Certains écrivains croient parvenir à la majesté et à l’éclat par l’étalage des maximes générales. Corneille est bien éloigné de ce défaut. Dans son Discours du poème dramatique, il parle en ces termes de la nécessité de « mettre rarement en discours généraux » les sentences et instructions morales :

« J’aime mieux faire dire à un acteur : l’amour vous donne beaucoup d’inquiétudes, que : l’amour donne beaucoup d’inquiétudes aux esprits qu’il possède[1]. »

Il applique le même principe au détail du style, et à l’expression la plus étendue il préfère presque toujours le mot particulier, parfois même le terme technique. Il prend possession, au nom de la poésie, du domaine entier de la langue française. Ces richesses, que Ronsard et son école allaient recueillir péniblement dans le grec et dans le latin, il sait les trouver toutes dans notre idiome national ; il met à profit le trésor immense des vocabulaires spéciaux. Il parle avec aisance et justesse de théologie, de chasse, d’art militaire, de broderie, de toutes choses ; les mots qui embarrassent notre prose viennent se placer naturellement dans ses vers.
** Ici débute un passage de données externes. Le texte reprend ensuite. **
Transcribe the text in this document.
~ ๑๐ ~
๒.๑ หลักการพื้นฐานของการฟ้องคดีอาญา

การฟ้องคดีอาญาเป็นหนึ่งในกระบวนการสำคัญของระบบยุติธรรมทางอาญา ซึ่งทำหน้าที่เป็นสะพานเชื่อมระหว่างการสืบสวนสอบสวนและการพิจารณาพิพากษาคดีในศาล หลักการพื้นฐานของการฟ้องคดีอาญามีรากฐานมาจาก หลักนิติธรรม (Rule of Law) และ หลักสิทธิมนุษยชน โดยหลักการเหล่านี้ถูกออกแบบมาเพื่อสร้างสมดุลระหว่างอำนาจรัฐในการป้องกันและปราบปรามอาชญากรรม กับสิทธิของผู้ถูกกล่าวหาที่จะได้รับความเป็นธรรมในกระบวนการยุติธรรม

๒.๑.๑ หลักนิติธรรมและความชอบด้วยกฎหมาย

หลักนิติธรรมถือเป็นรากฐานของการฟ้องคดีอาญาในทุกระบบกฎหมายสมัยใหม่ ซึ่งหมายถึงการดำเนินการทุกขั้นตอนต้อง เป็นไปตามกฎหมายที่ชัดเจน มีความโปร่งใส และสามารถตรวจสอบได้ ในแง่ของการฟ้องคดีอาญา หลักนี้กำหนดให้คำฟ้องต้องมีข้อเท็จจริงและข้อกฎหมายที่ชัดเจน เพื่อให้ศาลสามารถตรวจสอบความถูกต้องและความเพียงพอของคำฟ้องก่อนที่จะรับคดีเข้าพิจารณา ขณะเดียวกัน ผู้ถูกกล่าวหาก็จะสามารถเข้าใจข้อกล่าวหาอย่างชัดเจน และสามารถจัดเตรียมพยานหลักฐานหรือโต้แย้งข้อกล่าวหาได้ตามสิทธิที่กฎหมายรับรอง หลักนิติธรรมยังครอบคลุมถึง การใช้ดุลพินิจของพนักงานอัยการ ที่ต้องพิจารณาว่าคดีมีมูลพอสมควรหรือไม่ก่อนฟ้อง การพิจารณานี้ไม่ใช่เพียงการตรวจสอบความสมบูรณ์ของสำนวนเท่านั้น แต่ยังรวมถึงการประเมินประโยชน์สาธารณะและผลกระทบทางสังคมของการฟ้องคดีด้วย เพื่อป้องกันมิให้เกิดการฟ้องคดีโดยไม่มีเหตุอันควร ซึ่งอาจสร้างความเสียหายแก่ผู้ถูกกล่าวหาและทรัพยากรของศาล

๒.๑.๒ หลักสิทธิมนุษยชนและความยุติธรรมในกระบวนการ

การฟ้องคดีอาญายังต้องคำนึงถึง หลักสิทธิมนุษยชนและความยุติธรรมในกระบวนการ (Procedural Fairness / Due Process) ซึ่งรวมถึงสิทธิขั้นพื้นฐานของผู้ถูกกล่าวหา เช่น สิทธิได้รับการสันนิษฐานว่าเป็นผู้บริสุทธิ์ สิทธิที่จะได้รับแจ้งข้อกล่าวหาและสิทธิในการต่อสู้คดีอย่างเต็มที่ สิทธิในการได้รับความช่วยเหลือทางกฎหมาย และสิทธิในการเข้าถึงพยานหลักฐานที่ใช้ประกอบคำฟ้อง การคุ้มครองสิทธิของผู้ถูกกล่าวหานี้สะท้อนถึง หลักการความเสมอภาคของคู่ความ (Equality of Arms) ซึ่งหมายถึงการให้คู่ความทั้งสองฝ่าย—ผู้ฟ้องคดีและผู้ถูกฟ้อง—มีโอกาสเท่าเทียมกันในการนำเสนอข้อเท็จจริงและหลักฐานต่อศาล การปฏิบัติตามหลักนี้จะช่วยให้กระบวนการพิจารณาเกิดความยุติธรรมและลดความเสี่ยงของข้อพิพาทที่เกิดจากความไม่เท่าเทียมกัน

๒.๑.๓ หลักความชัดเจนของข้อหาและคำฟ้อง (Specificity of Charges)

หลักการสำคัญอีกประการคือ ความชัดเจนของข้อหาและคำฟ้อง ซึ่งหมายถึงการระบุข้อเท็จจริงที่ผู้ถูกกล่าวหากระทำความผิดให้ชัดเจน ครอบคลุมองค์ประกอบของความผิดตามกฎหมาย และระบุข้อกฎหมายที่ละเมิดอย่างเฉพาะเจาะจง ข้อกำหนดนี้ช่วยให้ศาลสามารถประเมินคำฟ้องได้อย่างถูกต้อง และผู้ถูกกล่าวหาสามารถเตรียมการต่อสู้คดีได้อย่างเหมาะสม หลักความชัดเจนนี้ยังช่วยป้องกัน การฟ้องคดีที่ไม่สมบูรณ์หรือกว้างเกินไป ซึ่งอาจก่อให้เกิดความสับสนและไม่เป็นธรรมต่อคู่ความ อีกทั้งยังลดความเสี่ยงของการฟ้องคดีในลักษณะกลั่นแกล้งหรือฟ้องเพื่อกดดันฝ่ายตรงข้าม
Parfois même, on doit l’avouer, cette facilité d’assimilation l’entraîne un peu plus loin qu’il ne faudrait ; s’il discute, dans ses Discours et ses Examens, contre les disciples outrés et aveugles d’Aristote, il adopte avec eux, et comme tout le monde alors dans le style technique, les

  1. Tome I, p. 18. Édition Marty-Laveaux.